On Monday night, though, after Trump finally submitted to an official government transition to Biden, Laura Ingraham sounded a different note. While arguing that there are still "serious questions" about the election and stating that she backs Trump's continued legal challenges, Ingraham urged viewers to prepare for Biden to become president.

"Unless the legal situation changes in a dramatic and frankly an unlikely manner, Joe Biden will be inaugurated on January 20," Ingraham said on "The Ingraham Angle."

She later added, "To say this constitutes living in reality. And if I offered you a false reality, if I told you that there was an excellent, phenomenal chance that the Supreme Court was going to step in and deliver a victory to President Trump, I would be lying to you."

Her message clashed notably with fellow Fox News host Tucker Carlson on Monday night. Carlson didn't mention Trump's decision to allow Biden's transition. Instead, he claimed that the "2020 presidential election was not fair" and alleged that Democrats had "rigged the election" by expanding mail-in balloting during the pandemic. His monologue was later shared by Trump in a post that Twitter flagged with a disclaimer.

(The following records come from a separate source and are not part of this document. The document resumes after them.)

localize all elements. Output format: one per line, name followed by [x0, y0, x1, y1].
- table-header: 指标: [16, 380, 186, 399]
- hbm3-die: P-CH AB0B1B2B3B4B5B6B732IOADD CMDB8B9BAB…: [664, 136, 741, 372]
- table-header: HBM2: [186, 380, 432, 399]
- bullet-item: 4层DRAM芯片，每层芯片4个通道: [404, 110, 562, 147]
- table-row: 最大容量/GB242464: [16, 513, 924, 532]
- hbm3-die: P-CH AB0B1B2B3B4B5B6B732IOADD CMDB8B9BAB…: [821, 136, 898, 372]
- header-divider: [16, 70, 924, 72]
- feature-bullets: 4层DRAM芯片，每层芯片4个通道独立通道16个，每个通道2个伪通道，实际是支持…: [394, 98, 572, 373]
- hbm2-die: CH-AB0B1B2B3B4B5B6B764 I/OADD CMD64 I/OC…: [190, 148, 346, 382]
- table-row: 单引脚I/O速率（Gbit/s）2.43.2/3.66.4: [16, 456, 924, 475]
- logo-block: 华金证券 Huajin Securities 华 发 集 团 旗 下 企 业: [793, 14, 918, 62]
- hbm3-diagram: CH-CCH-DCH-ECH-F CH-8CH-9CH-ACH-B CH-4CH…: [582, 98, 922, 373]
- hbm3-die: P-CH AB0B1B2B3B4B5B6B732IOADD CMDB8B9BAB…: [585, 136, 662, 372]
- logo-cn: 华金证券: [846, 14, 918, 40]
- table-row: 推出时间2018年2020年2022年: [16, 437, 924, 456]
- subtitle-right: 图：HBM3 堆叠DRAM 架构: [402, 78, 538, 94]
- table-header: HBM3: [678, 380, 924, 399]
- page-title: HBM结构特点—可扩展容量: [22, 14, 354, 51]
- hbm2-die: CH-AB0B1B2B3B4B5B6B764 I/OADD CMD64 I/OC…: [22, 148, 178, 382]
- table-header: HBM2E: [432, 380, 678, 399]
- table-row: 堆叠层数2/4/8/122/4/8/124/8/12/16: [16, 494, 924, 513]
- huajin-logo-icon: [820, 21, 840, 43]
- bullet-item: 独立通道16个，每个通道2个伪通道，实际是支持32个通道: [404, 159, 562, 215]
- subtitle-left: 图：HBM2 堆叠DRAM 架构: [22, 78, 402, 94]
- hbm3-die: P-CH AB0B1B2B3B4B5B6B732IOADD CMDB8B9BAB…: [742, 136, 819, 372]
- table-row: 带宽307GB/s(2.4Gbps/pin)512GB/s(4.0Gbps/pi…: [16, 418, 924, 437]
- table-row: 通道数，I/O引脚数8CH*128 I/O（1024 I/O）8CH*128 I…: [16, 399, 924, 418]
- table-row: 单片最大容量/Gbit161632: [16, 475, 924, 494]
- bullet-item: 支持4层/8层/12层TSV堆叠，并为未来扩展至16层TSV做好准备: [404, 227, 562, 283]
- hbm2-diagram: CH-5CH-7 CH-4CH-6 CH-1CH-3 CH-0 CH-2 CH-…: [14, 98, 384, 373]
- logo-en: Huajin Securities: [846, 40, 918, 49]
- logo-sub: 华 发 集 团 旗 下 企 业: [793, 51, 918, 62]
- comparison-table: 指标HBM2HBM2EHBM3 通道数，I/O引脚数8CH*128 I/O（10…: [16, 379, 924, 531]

Ingraham has sounded similar themes for weeks, regularly leaning into the unsubstantiated claims of election fraud that have driven Trump's legal fights in key swing states like Michigan and Wisconsin. Earlier this month, Ingraham interviewed an anonymous Nevada poll worker, hidden behind a silhouette, who claimed without evidence that she had seen people inside a "Biden van" marking ballots ripped from mail-in envelopes.

On Monday, though, Ingraham told viewers that Biden's victory was all but inevitable.

"As unpleasant and disappointing as these past three weeks have been to so many of us, as much as we wish things were different, this is where things stand tonight," Ingraham said.

But she did argue that Trump should continue his legal challenges, which have been roundly rejected in multiple courts.

"To say this does not mean I don't think that the election was rife with problems and potential fraud. And to say this does not constitute being a sellout to the conservative populist movement," she said. "And it does not mean that I disagree at all with the president's right and obligation to pursue all legitimate legal challenges to this outcome."